Road Surprise

Grey-black ribbons stretch straight and endless across this country. The Interstate Highway system serves one impatient purpose, getting from point A to point B fast, but little else. The interstate is deceptive, you assume you’re seeing the country, but in reality you’re barely a spectator peering from your window as the landscape whizzes past, avoiding real towns, communities. I prefer small roads to the interstate, except when urgency invades my travel plan.
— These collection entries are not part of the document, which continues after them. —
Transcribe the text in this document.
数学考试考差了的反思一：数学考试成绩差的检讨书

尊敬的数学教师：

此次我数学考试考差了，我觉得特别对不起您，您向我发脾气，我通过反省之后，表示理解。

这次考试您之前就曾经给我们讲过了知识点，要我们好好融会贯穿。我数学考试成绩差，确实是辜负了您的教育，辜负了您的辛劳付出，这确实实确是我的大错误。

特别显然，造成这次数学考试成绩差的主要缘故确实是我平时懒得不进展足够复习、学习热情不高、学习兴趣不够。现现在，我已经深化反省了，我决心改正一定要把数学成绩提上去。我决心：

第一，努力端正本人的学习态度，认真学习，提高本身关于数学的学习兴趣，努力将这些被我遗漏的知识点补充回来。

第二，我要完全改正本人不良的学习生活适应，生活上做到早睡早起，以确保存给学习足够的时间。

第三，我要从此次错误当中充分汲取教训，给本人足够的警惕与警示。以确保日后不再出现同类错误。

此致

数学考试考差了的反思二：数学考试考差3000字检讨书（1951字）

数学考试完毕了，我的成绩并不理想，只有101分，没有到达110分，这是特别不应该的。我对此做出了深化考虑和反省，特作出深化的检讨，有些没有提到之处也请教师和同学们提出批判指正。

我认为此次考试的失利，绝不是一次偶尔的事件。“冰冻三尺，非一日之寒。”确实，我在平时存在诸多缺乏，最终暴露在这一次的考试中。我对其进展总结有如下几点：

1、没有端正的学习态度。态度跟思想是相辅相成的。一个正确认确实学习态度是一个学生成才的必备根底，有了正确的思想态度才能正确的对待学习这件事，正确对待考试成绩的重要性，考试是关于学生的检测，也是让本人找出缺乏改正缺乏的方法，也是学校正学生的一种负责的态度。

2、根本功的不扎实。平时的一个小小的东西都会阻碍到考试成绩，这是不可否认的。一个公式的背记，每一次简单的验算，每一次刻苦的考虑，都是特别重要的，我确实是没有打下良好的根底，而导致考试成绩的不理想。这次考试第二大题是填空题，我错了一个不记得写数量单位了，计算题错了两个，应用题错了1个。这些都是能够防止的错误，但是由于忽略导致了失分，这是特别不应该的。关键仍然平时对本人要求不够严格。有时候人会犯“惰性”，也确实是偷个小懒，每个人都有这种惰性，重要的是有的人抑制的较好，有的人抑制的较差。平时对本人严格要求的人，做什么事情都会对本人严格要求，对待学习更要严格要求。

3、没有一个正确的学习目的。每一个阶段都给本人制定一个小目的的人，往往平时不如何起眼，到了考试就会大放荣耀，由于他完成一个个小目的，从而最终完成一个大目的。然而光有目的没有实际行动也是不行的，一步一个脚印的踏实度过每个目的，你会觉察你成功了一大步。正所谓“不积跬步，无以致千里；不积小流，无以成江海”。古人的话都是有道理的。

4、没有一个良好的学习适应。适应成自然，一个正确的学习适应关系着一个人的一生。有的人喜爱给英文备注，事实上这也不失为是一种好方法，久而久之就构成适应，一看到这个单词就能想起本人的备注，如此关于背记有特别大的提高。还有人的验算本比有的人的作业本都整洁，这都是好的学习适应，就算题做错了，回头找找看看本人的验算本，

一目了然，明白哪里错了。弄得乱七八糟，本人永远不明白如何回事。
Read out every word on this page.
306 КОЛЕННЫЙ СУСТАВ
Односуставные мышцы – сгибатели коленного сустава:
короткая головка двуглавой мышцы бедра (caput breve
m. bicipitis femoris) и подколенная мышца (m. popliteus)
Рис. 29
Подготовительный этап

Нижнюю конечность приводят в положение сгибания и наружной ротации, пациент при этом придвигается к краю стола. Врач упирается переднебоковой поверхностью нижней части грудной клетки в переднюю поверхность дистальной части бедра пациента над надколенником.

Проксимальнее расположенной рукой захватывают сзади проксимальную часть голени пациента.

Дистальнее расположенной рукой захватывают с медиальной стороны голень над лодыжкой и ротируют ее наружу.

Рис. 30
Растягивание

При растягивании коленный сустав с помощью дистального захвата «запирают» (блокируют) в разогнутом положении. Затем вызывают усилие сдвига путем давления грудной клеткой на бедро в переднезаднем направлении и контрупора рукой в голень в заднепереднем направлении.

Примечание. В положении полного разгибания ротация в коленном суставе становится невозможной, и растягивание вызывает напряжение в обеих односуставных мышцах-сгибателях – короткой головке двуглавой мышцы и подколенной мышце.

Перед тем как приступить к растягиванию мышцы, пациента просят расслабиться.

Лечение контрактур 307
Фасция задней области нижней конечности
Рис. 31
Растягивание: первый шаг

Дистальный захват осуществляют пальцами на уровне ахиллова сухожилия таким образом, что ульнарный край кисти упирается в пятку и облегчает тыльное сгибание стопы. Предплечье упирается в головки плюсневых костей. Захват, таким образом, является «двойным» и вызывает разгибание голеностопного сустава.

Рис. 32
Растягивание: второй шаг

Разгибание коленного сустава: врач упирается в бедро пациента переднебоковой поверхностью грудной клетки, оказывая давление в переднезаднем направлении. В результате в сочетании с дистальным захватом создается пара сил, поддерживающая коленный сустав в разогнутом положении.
I recently took the interstate to Cincinnati, Ohio because I had to “make time” and arrive at a selected hour, the surprise at a surprise birthday, but more on that later.
Racing along I yearned to meander through towns and along two lane trails, drawn by billboard appeal, “The World’s Worst Apple Pie.” I so wanted to stop, but the clock ruled. One sign boasted, “The Town of Motels.” Images swirled about my brain, but again there was that clock to serve.

Curiosity allowed a brief stop in Wheeling, West Virginia to inspect Charles Ellet’s 1849 suspension bridge. Wheeling had blocked off several downtown streets and like Poughkeepsie, lost business. A few pioneers struggle to breathe renewed life into the city, but the interstate and mall exits long ago lured away its soul.

An hour after dark I pulled over in Cambridge, Ohio. The Pakistani gentleman running the motel said it was hard, being a vegetarian, to get good food there and recommended a Mexican restaurant. I watched four Mexican construction workers eat and drink and flirt with the blonde waitress. The food was very good, authentic.

I abandoned the interstate at Zanesville and stopped in Somerset, a small town of about fifteen hundred. In the town square stands a statue of General Phillip Sheridan, on horseback. I took a walk. Down the street past, “Little Phil’s Bar and Grill,” I ran into a blissful retired fellow who reads the water meters. “I got till the 16th so I take my time, a couple hours every day, it’s good exercise. Good town here,” he smiled, “no real crime, everybody knows everybody else.” I smiled too. The coffee shop on the square was a friendly home cookin’ sort of place for breakfast, no fast food here.

The next town down the road was the home of another General, William Tecumseh Sherman. I stopped, but the house, now a museum, wasn’t open; so I drove on.

I lived in Cincinnati back in the early seventies. It’s a good city, livable and beautiful. “It’s built on seven hills like Rome,” people always told me back then. Up on Mount Adams, where the hippies and Johnny Bench once lived, townhouses are now selling in the million-three range. I shake my head and take in the view of downtown. I admire John A. Roebling’s 1867 suspension bridge spanning the Ohio River below, his model for the one in Brooklyn.

There is a food tradition in Cincinnati; Skyline Chili. Young Nicholas Lambrinides grew up in Greece. He dreamed of coming to America and opening a restaurant. He did, armed with a secret family recipe. Inspired by the Cincinnati skyline Nicholas could see from his kitchen window, he opened the first Skyline Chili restaurant in 1949. There are now more than 100.

The signature dish at Skyline is the “Chili 3-Way;” spaghetti covered with the secret-recipe meat Chili and smothered with cheddar cheese. Add red beans or diced onions and you’ve got a “4-Way.” Add both and it’s “5-Way.” You can get it on a hot dog, too, called a “Cheese Coney.” The chili has cinnamon or nutmeg in it, so it’s faintly sweet. It’s fast food, but irresistible.

My mission, the birthday surprise, worked this way. I was to be at “La Petite France,” a lovely French restaurant waiting to surprise my friend Karl on his 50th birthday. I arrived at the designated hour. The staff had been tipped off and was very accommodating. Karl and his wife Brenda walked in on schedule and there I was sitting at the table, wearing Groucho glasses and nose.

I didn’t say a word, just smiled. Karl didn’t say a word either; he simply stood there staring at me. Nearly a full shocked minute passed before he mumbled something incoherent, “What are you…ah, oh my, better sit down.” He grabbed a chair from a neighboring table. Fortunately no one was occupying it at the time because he didn’t even look, just sat down. Surprise birthdays will do that to you.

A lot of people are terrified of surprises and not just birthday surprises. They don’t want to be surprised by anything, ever. I feel sorry for people who fear surprise. Life is nothing if not a series of surprises. Who really knows what tomorrow will hold? Surprise is the spice, the magic kernel of fascination, of momentary uniqueness in our lives. If every moment were controlled, life would be mighty boring.

Karl is not one to fear surprise. After a minute his voice returned, we embraced, laughed most of the evening, made half-century jokes and enjoyed a delicious meal. Friendship, like surprise and good food, makes life worth living.